The house was quiet again, the kind of quiet that made your ears ring and your mind spin. Somewhere downstairs, the faint sound of Mom closing doors, muttering to herself, punctuated the silence.
I flipped open my notebook and tried to focus, tried to make the math problems add up, tried to make the dates stick…but Nathan’s face wouldn’t leave me. The way he moved, the faint curl of amusement in his expression when I shot back with my smart-ass mouth… that pull, that energy, it was imprinted into me now.
I could feel it in my chest, like a heartbeat separate from my own. It was confusing, frustrating, and, if I was honest, kind of thrilling. But thrilling in the way you feel when standing on the edge of a cliff. Not because you want to jump, but because you know falling is inevitable.

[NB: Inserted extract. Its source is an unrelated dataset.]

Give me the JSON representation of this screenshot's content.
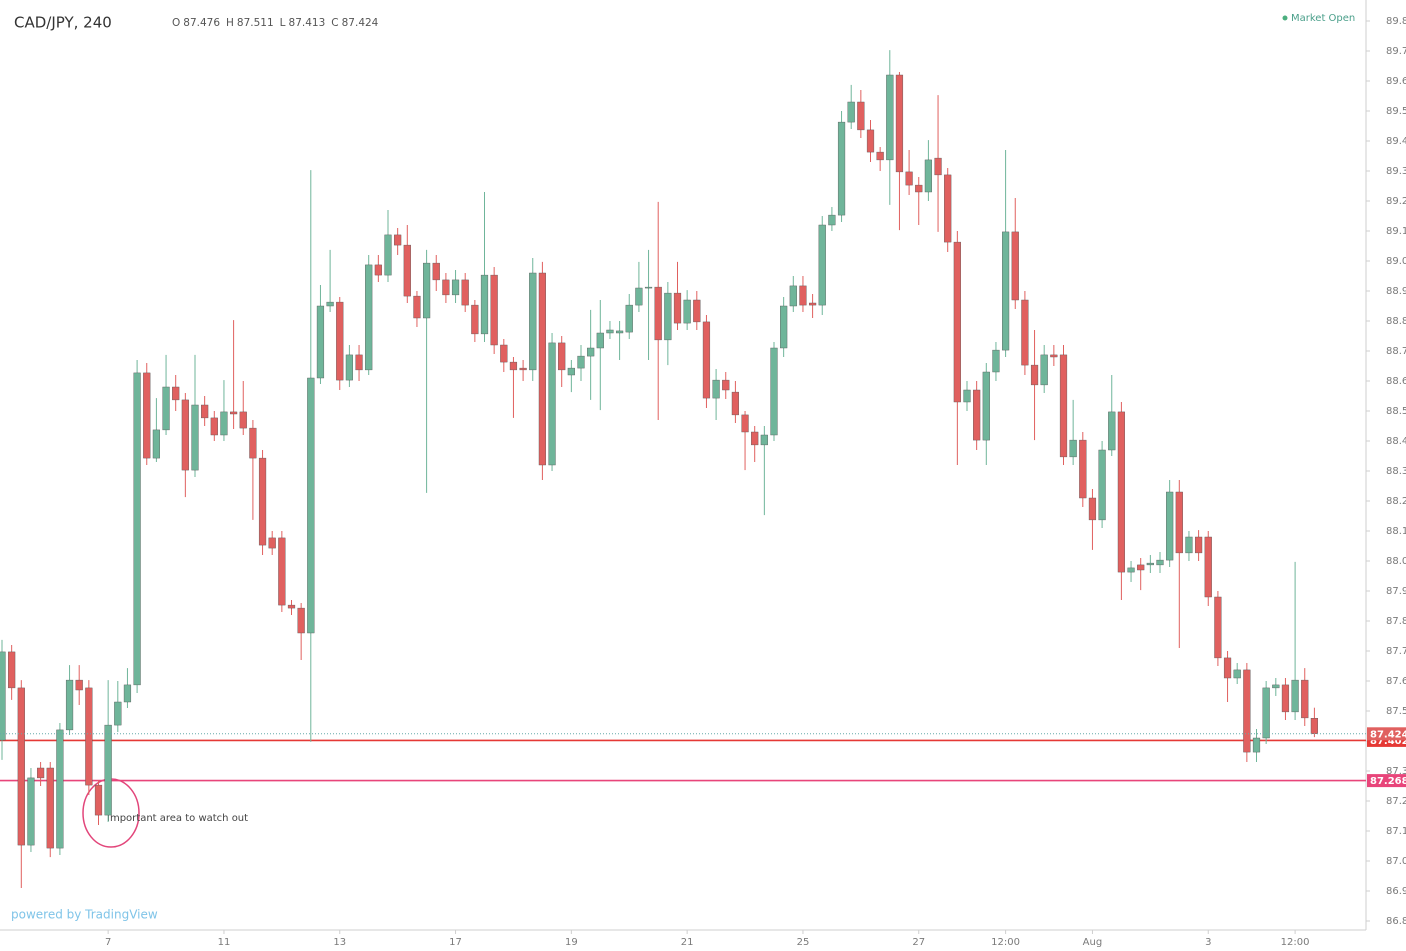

The clock ticked, sunlight fading to the dull gold of evening. Shadows stretched across my room, long and sharp against the walls. My pencil hovered above the page, unsteady. I wasn’t thinking about finals anymore. I wasn’t thinking about my parents.
I was thinking about him.
And then there was a sound that made my heart hitch. A soft, deliberate knock on my bedroom window. Slow and controlled.
I froze, pencil clattering to the floor.
No one knocks at my window. Not at this hour. Not even Felix.
I glanced toward it, pulse hammering, stomach knotting with something I couldn’t name. The pull surged again, stronger this time, tugging at me like a thread I couldn’t resist.
And just like that, I knew, I wasn’t imagining it.
Someone was outside. And it wasn’t anyone I could ignore.